Its honesty. Many a book “whitewashes” the details of an incident so that it is not shown in a negative light. Not so with the Bible! The Bible describes the individual and situation with “warts and all.”

Its prophetic fulfillment. There are some 300 prophecies of the first coming of Jesus Christ (born in Bethlehem in Micah 5:2 and born of a virgin in Isaiah 7:14). The chance of Jesus fulfilling 8 of these prophecies is 1 to 1017. Yet He fulfilled them all!

Its scientific reliability. For many years man believed that the earth was flat, but the Bible has said all along that the earth is round. See Isaiah 40:22.

Its Christological endorsement. Christ gave full weight to the authority of the OT. “Do not think that I have come to abolish the Law or the Prophets; I have not come to abolish them but to fulfill them. For truly I tell you, until heaven and earth disappear, not the smallest letter, not the least stroke of a pen, will by any means disappear from the Law until everything is accomplished” Matthew 5:17-18.

Its power to change lives. One of the greatest reasons I trust the Bible is when I see what it has done for you!

Saturday, July 30, 2011

I Will Build My Church!, Part 4

Now that we have seen where the word church is first mentioned in the Scripture and how Jesus defined this new program, let’s fast forward about a year from Jesus’ statement in Matthew 16. The disciples are not in Caesarea Philippi but in Jerusalem. Jesus is no longer with them but He has died on the cross, rose from the grave, and ascended to the Father. Before He left His disciples, He told them not to leave Jerusalem but to wait for the coming of the Holy Spirit who will indwell them (Acts 1:8).

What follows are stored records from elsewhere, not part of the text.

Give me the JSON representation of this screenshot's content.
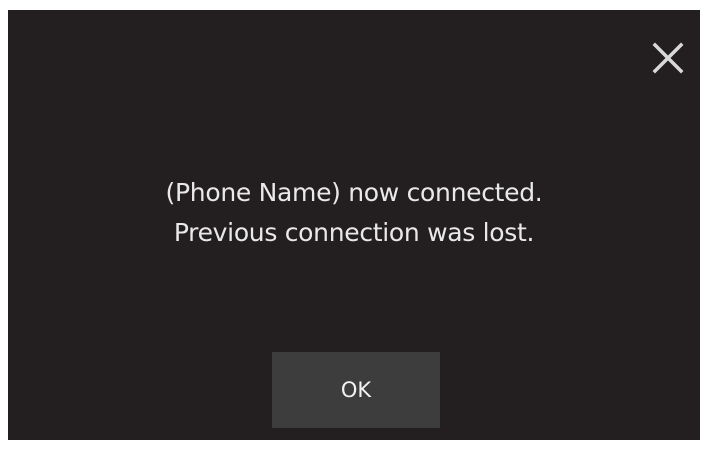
{
  "dialog": {
    "message_line1": "(Phone Name) now connected.",
    "message_line2": "Previous connection was lost.",
    "ok_label": "OK",
    "close_icon": "close-icon"
  },
  "colors": {
    "background": "#231f20",
    "button": "#3d3d3d",
    "text": "#e9e9e9"
  }
}
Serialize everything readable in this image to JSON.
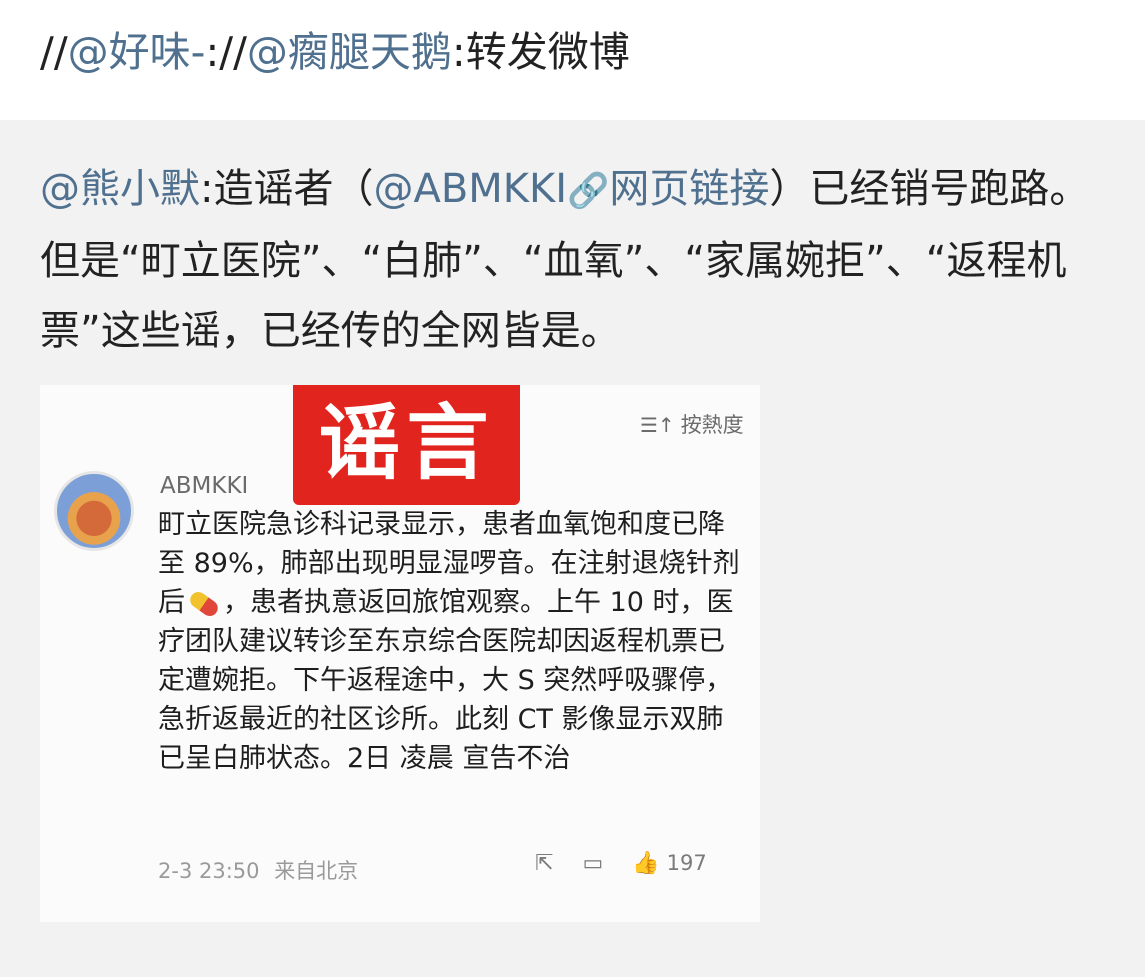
{
  "repost": {
    "prefix": "//",
    "user1": "@好味-",
    "sep": "://",
    "user2": "@瘸腿天鹅",
    "text": ":转发微博"
  },
  "quoted": {
    "author": "@熊小默",
    "text_before": ":造谣者（",
    "account_mention": "@ABMKKI",
    "link_icon": "link-icon",
    "link_text": "网页链接",
    "text_after": "）已经销号跑路。但是“町立医院”、“白肺”、“血氧”、“家属婉拒”、“返程机票”这些谣，已经传的全网皆是。"
  },
  "card": {
    "stamp": "谣言",
    "sort_icon": "sort-icon",
    "sort_label": "按熱度",
    "poster": "ABMKKI",
    "body_part1": "町立医院急诊科记录显示，患者血氧饱和度已降至 89%，肺部出现明显湿啰音。在注射退烧针剂后",
    "pill_icon": "pill-emoji",
    "body_part2": "，患者执意返回旅馆观察。上午 10 时，医疗团队建议转诊至东京综合医院却因返程机票已定遭婉拒。下午返程途中，大 S 突然呼吸骤停，急折返最近的社区诊所。此刻 CT 影像显示双肺已呈白肺状态。2日 凌晨 宣告不治",
    "time": "2-3 23:50",
    "source": "来自北京",
    "share_icon": "share-icon",
    "comment_icon": "comment-icon",
    "like_icon": "thumbs-up-icon",
    "like_count": "197"
  },
  "colors": {
    "mention": "#50708f",
    "stamp_red": "#e2241f",
    "quoted_bg": "#f2f2f2"
  }
}
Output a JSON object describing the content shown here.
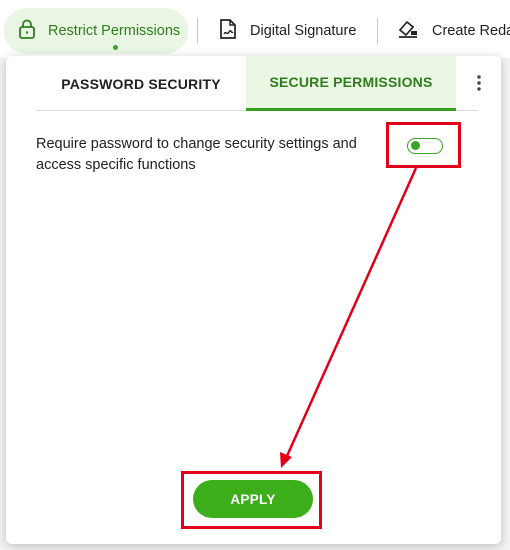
{
  "toolbar": {
    "restrict_label": "Restrict Permissions",
    "signature_label": "Digital Signature",
    "redact_label": "Create Reda"
  },
  "tabs": [
    {
      "label": "PASSWORD SECURITY",
      "active": false
    },
    {
      "label": "SECURE PERMISSIONS",
      "active": true
    }
  ],
  "setting": {
    "label": "Require password to change security settings and access specific functions",
    "toggle_on": true
  },
  "apply_label": "APPLY",
  "colors": {
    "accent": "#3cae19",
    "active_tab_bg": "#eaf7e5",
    "annotation": "#e0001a"
  }
}
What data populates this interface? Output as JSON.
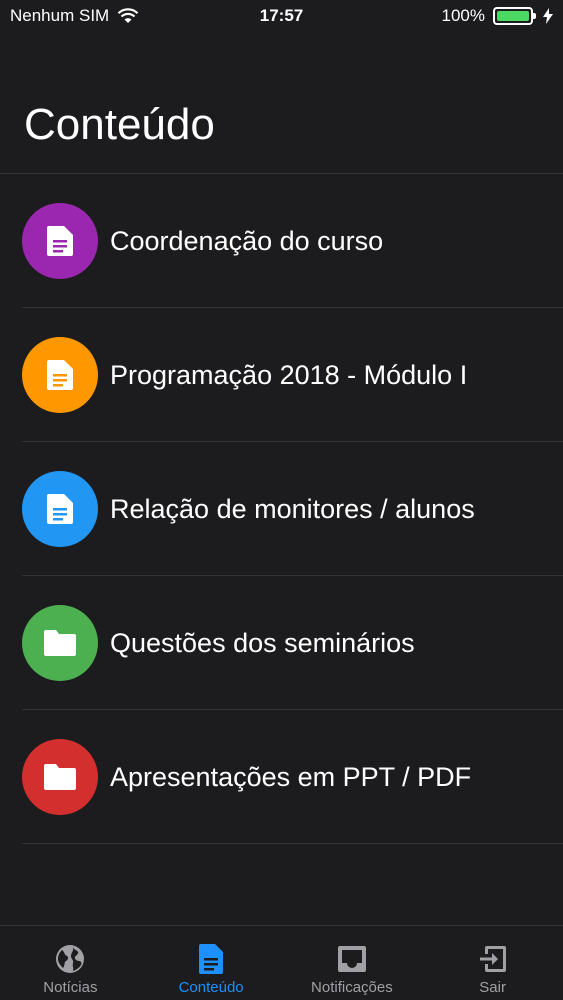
{
  "status_bar": {
    "carrier": "Nenhum SIM",
    "time": "17:57",
    "battery": "100%",
    "battery_level": 1.0
  },
  "header": {
    "title": "Conteúdo"
  },
  "items": [
    {
      "label": "Coordenação do curso",
      "color": "#9b27b0",
      "icon": "document-icon"
    },
    {
      "label": "Programação 2018 - Módulo I",
      "color": "#ff9800",
      "icon": "document-icon"
    },
    {
      "label": "Relação de monitores / alunos",
      "color": "#2196f3",
      "icon": "document-icon"
    },
    {
      "label": "Questões dos seminários",
      "color": "#4caf50",
      "icon": "folder-icon"
    },
    {
      "label": "Apresentações em PPT / PDF",
      "color": "#d32f2f",
      "icon": "folder-icon"
    }
  ],
  "tabs": [
    {
      "label": "Notícias",
      "icon": "globe-icon",
      "active": false
    },
    {
      "label": "Conteúdo",
      "icon": "document-icon",
      "active": true
    },
    {
      "label": "Notificações",
      "icon": "inbox-icon",
      "active": false
    },
    {
      "label": "Sair",
      "icon": "exit-icon",
      "active": false
    }
  ],
  "colors": {
    "accent": "#1e90ff",
    "background": "#1c1c1e",
    "battery": "#4cd964"
  }
}
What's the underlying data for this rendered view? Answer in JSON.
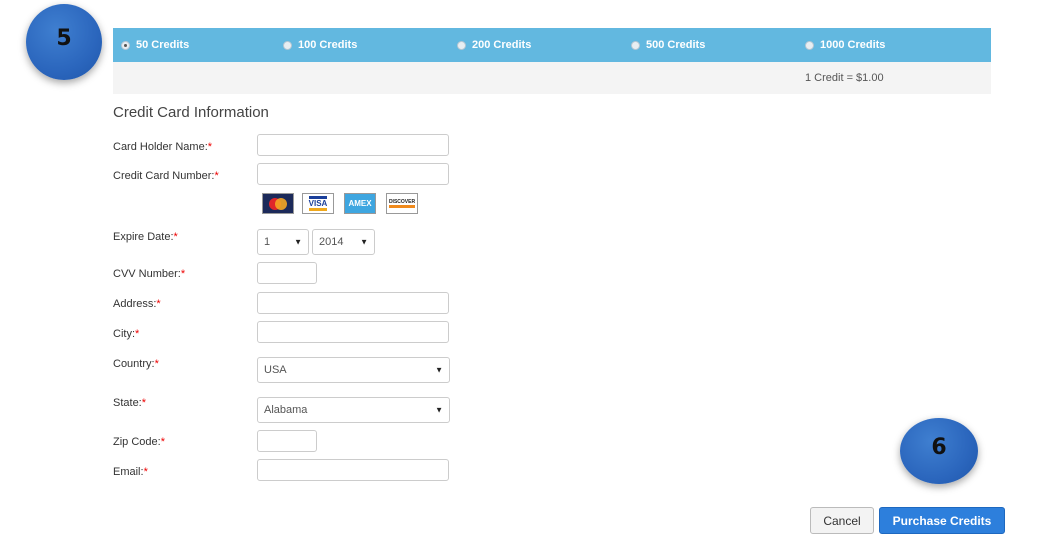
{
  "badges": {
    "step5": "5",
    "step6": "6"
  },
  "credit_options": [
    {
      "label": "50 Credits",
      "selected": true
    },
    {
      "label": "100 Credits",
      "selected": false
    },
    {
      "label": "200 Credits",
      "selected": false
    },
    {
      "label": "500 Credits",
      "selected": false
    },
    {
      "label": "1000 Credits",
      "selected": false
    }
  ],
  "rate_text": "1 Credit = $1.00",
  "form": {
    "title": "Credit Card Information",
    "required_mark": "*",
    "card_holder_label": "Card Holder Name:",
    "card_number_label": "Credit Card Number:",
    "card_logos": [
      "MasterCard",
      "VISA",
      "AMEX",
      "DISCOVER"
    ],
    "expire_label": "Expire Date:",
    "expire_month": "1",
    "expire_year": "2014",
    "cvv_label": "CVV Number:",
    "address_label": "Address:",
    "city_label": "City:",
    "country_label": "Country:",
    "country_value": "USA",
    "state_label": "State:",
    "state_value": "Alabama",
    "zip_label": "Zip Code:",
    "email_label": "Email:"
  },
  "buttons": {
    "cancel": "Cancel",
    "purchase": "Purchase Credits"
  },
  "colors": {
    "credit_bar": "#62b8e0",
    "primary_button": "#2d7fdc",
    "required": "#e00000",
    "badge": "#2b66bd"
  }
}
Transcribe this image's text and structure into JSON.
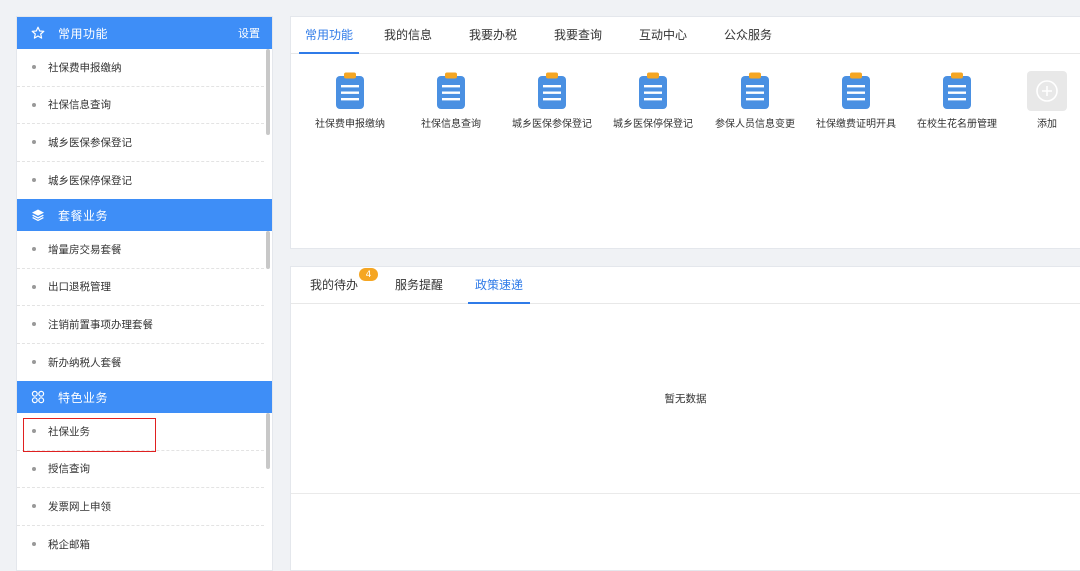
{
  "sidebar": {
    "sections": [
      {
        "title": "常用功能",
        "icon": "star-icon",
        "action": "设置",
        "items": [
          "社保费申报缴纳",
          "社保信息查询",
          "城乡医保参保登记",
          "城乡医保停保登记"
        ]
      },
      {
        "title": "套餐业务",
        "icon": "layers-icon",
        "items": [
          "增量房交易套餐",
          "出口退税管理",
          "注销前置事项办理套餐",
          "新办纳税人套餐"
        ]
      },
      {
        "title": "特色业务",
        "icon": "grid-icon",
        "items": [
          "社保业务",
          "授信查询",
          "发票网上申领",
          "税企邮箱"
        ]
      }
    ]
  },
  "top_panel": {
    "tabs": [
      "常用功能",
      "我的信息",
      "我要办税",
      "我要查询",
      "互动中心",
      "公众服务"
    ],
    "active_tab": 0,
    "functions": [
      {
        "label": "社保费申报缴纳",
        "icon": "clipboard-icon"
      },
      {
        "label": "社保信息查询",
        "icon": "clipboard-icon"
      },
      {
        "label": "城乡医保参保登记",
        "icon": "clipboard-icon"
      },
      {
        "label": "城乡医保停保登记",
        "icon": "clipboard-icon"
      },
      {
        "label": "参保人员信息变更",
        "icon": "clipboard-icon"
      },
      {
        "label": "社保缴费证明开具",
        "icon": "clipboard-icon"
      },
      {
        "label": "在校生花名册管理",
        "icon": "clipboard-icon"
      },
      {
        "label": "添加",
        "icon": "plus-circle-icon"
      }
    ]
  },
  "bottom_panel": {
    "tabs": [
      "我的待办",
      "服务提醒",
      "政策速递"
    ],
    "badge": "4",
    "active_tab": 2,
    "empty_text": "暂无数据"
  },
  "colors": {
    "accent": "#3e8ef7",
    "tab_active": "#2f7be8",
    "badge": "#f5a623",
    "icon_body": "#4a90e2",
    "icon_clip": "#f5a623",
    "highlight_border": "#e02020"
  }
}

In Acts 2, we find some 120 men and women waiting in the Upper Room when the Holy Spirit comes. Luke tells us that “there came from heaven a noise like a violent rushing wind…and there appeared to them tongues as of fire distributing themselves, and they rested on each one of them” (Acts 2:2-3).

After the Holy Spirit filled each individual, they became witnesses for Jesus Christ in Jerusalem as described in Acts 1:8: “but you will receive power when the Holy Spirit has come upon you; and you shall be My witnesses….”

This new movement spilled out in the streets of Jerusalem and the disciples began sharing the good news of Jesus Christ. We find an exemplary model of their witness in Peter’s message in Acts 2:14ff. Peter, who just a few months prior had denied Christ, now stands before the Jewish people and proclaims the death, burial, and resurrection of Jesus Christ.

After Peter delivers his first sermon, Luke tells us that 3000 souls were saved (Acts 1:41). What’s happening? Jesus is building His church as He predicted in Matthew 16. I find this fascinating! 3000 people were saved and added to the body of Christ! No committees, no programs, no ministries, no youth groups, no church building, no church constitution or bylaws, no board of leaders, no lead pastor, no Awana program, no Sunday school. Nothing but the message of Jesus Christ!

Just as Jesus said: “I will build My Church!”